On Sunday, Corker said in an interview that Trump’s presidency was like “a reality show,” and that the White House has become an “adult daycare center.” Worse, he said, Trump’s adolescent tweets could set the nation “on the path to World War III.” Corker noted that most Republicans “understand the volatility that we’re dealing with and the tremendous amount of work that it takes by people around him to keep him in the middle of the road.”
Never one to let such words go unchallenged, Trump responded in part by ridiculing Corker for his height, calling him “Liddle Bob.” And as for the more serious charge of war, Trump rejoined, “We were on the wrong path before,” presumably referring to North Korea. “All you have to do is take a look. If you look over the last 25 years through numerous administrations, we were on a path to a very big problem, a problem like this world has never seen. We’re on the right path right now, believe me.”
With all of that nonsense out of the way, we have two points: First, our publisher, Mark Alexander, has an old maxim that applies to both men here: “Don’t swap spit with a jackass.” Second, Corker dangerously overstates the case on leading us to war.

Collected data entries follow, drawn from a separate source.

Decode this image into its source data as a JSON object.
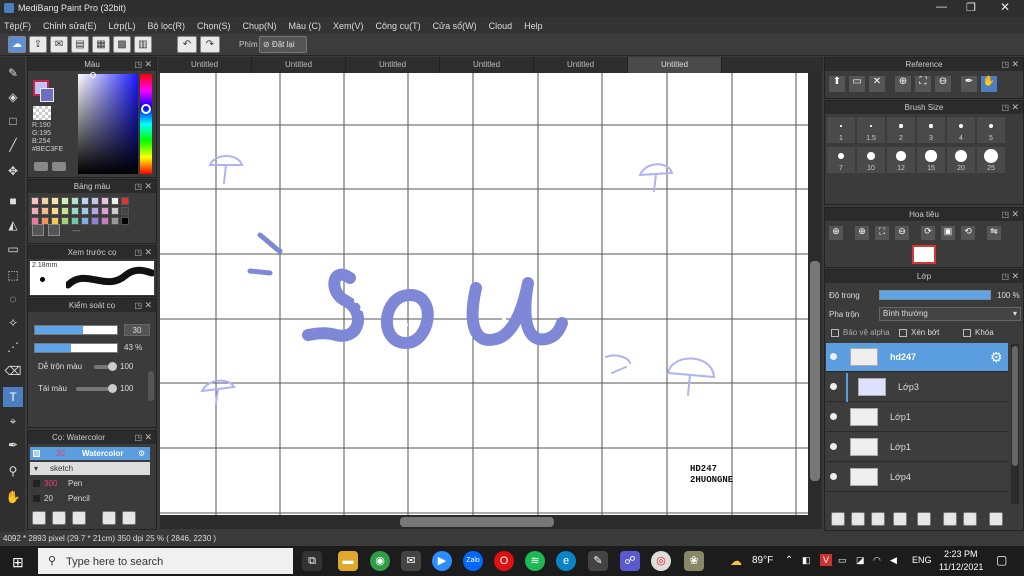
{
  "window": {
    "title": "MediBang Paint Pro (32bit)"
  },
  "menu": [
    "Tệp(F)",
    "Chỉnh sửa(E)",
    "Lớp(L)",
    "Bộ lọc(R)",
    "Chọn(S)",
    "Chụp(N)",
    "Màu (C)",
    "Xem(V)",
    "Công cụ(T)",
    "Cửa sổ(W)",
    "Cloud",
    "Help"
  ],
  "toolbar": {
    "phim_label": "Phím",
    "reset_label": "Đặt lại"
  },
  "tabs": [
    "Untitled",
    "Untitled",
    "Untitled",
    "Untitled",
    "Untitled",
    "Untitled"
  ],
  "color_panel": {
    "title": "Màu",
    "r": "R:190",
    "g": "G:195",
    "b": "B:254",
    "hex": "#BEC3FE"
  },
  "palette_panel": {
    "title": "Bảng màu",
    "more": "---"
  },
  "brush_preview": {
    "title": "Xem trước cọ",
    "size": "2.18mm"
  },
  "brush_control": {
    "title": "Kiểm soát cọ",
    "size_value": "30",
    "opacity_value": "43 %",
    "blend_label": "Dễ trộn màu",
    "blend_value": "100",
    "refill_label": "Tái màu",
    "refill_value": "100"
  },
  "brush_list": {
    "title": "Cọ: Watercolor",
    "items": [
      {
        "size": "30",
        "name": "Watercolor"
      },
      {
        "size": "",
        "name": "sketch"
      },
      {
        "size": "300",
        "name": "Pen"
      },
      {
        "size": "20",
        "name": "Pencil"
      }
    ]
  },
  "reference": {
    "title": "Reference"
  },
  "brush_size": {
    "title": "Brush Size",
    "row1": [
      "1",
      "1.5",
      "2",
      "3",
      "4",
      "5"
    ],
    "row2": [
      "7",
      "10",
      "12",
      "15",
      "20",
      "25"
    ]
  },
  "navigator": {
    "title": "Hoa tiêu"
  },
  "layer_panel": {
    "title": "Lớp",
    "opacity_label": "Độ trong",
    "opacity_value": "100 %",
    "blend_label": "Pha trộn",
    "blend_value": "Bình thường",
    "protect_alpha": "Bảo vệ alpha",
    "clipping": "Xén bớt",
    "lock": "Khóa",
    "layers": [
      "hd247",
      "Lớp3",
      "Lớp1",
      "Lớp1",
      "Lớp4"
    ]
  },
  "canvas": {
    "word": "sou",
    "watermark1": "HD247",
    "watermark2": "2HUONGNE"
  },
  "status": {
    "text": "4092 * 2893 pixel   (29.7 * 21cm)   350 dpi   25 %   ( 2846, 2230 )"
  },
  "taskbar": {
    "search_placeholder": "Type here to search",
    "weather": "89°F",
    "lang": "ENG",
    "time": "2:23 PM",
    "date": "11/12/2021"
  },
  "colors": {
    "accent": "#4c7fc2",
    "stroke": "#7f88d6",
    "canvas_bg": "#ffffff"
  }
}
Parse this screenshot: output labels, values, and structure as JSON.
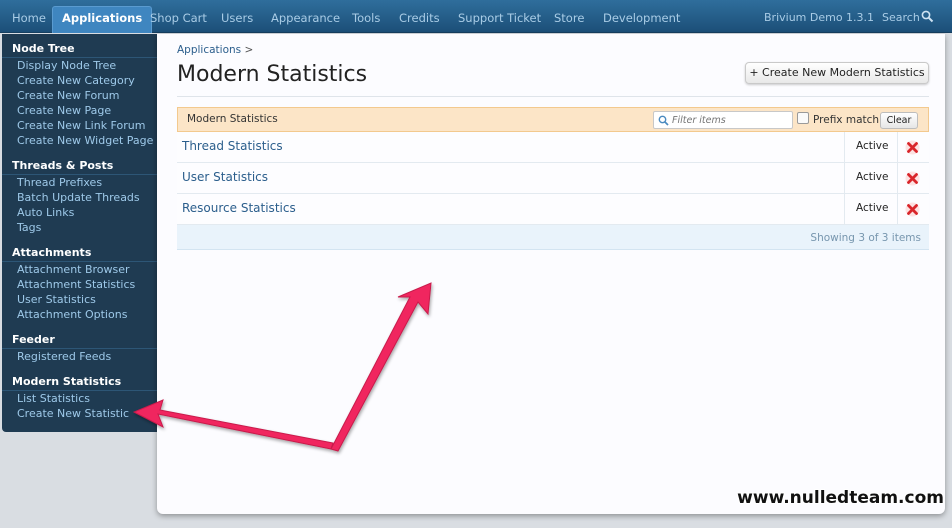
{
  "topnav": {
    "tabs": [
      {
        "label": "Home"
      },
      {
        "label": "Applications"
      },
      {
        "label": "Shop Cart"
      },
      {
        "label": "Users"
      },
      {
        "label": "Appearance"
      },
      {
        "label": "Tools"
      },
      {
        "label": "Credits"
      },
      {
        "label": "Support Ticket"
      },
      {
        "label": "Store"
      },
      {
        "label": "Development"
      }
    ],
    "active_tab": "Applications",
    "site_name": "Brivium Demo 1.3.1",
    "search_label": "Search",
    "search_icon": "magnifier-icon"
  },
  "sidebar": {
    "sections": [
      {
        "title": "Node Tree",
        "links": [
          "Display Node Tree",
          "Create New Category",
          "Create New Forum",
          "Create New Page",
          "Create New Link Forum",
          "Create New Widget Page"
        ]
      },
      {
        "title": "Threads & Posts",
        "links": [
          "Thread Prefixes",
          "Batch Update Threads",
          "Auto Links",
          "Tags"
        ]
      },
      {
        "title": "Attachments",
        "links": [
          "Attachment Browser",
          "Attachment Statistics",
          "User Statistics",
          "Attachment Options"
        ]
      },
      {
        "title": "Feeder",
        "links": [
          "Registered Feeds"
        ]
      },
      {
        "title": "Modern Statistics",
        "links": [
          "List Statistics",
          "Create New Statistic"
        ]
      }
    ]
  },
  "main": {
    "breadcrumb": [
      {
        "label": "Applications"
      }
    ],
    "breadcrumb_separator": ">",
    "title": "Modern Statistics",
    "create_button": "+ Create New Modern Statistics",
    "list": {
      "header_title": "Modern Statistics",
      "filter_placeholder": "Filter items",
      "prefix_match_label": "Prefix match",
      "prefix_match_checked": false,
      "clear_label": "Clear",
      "rows": [
        {
          "name": "Thread Statistics",
          "status": "Active"
        },
        {
          "name": "User Statistics",
          "status": "Active"
        },
        {
          "name": "Resource Statistics",
          "status": "Active"
        }
      ],
      "footer": "Showing 3 of 3 items"
    }
  },
  "watermark": "www.nulledteam.com",
  "colors": {
    "topbar": "#1c4f78",
    "active_tab": "#3f86c0",
    "sidebar_bg": "#1f3b52",
    "link": "#2b5e8c",
    "list_header_bg": "#fce5c7",
    "delete_icon": "#d9262b",
    "annotation_arrow": "#f0275f"
  }
}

As Jim Geraghty observed, “If the United States is one hyperbolic presidential Tweet away from all-out war, we’re already doomed.”
A senator with the foreign policy bona fides Corker has should know better.
And as far as North Korea is concerned, Yong Suk Lee, deputy assistant director of the CIA’s Korea Mission Center, argues, “Waking up one morning and deciding he wants to nuke” Los Angeles is not something Kim Jong-un is likely to do. “He wants to rule for a long time and die peacefully in his own bed,” Lee added. “Kim’s long-term goal is to come to some sort of big power agreement with the U.S. and to remove U.S. presence from the peninsula.” In any case, Trump “needs to stop,” Sen. Joni Ernst (R-IA) said. “But I wish Bob [Corker] would stop too. Just stop. We’ve got so many other things that we need to be focusing on right now. We need to look ahead, not reflect on anything that’s been done or said in the past.”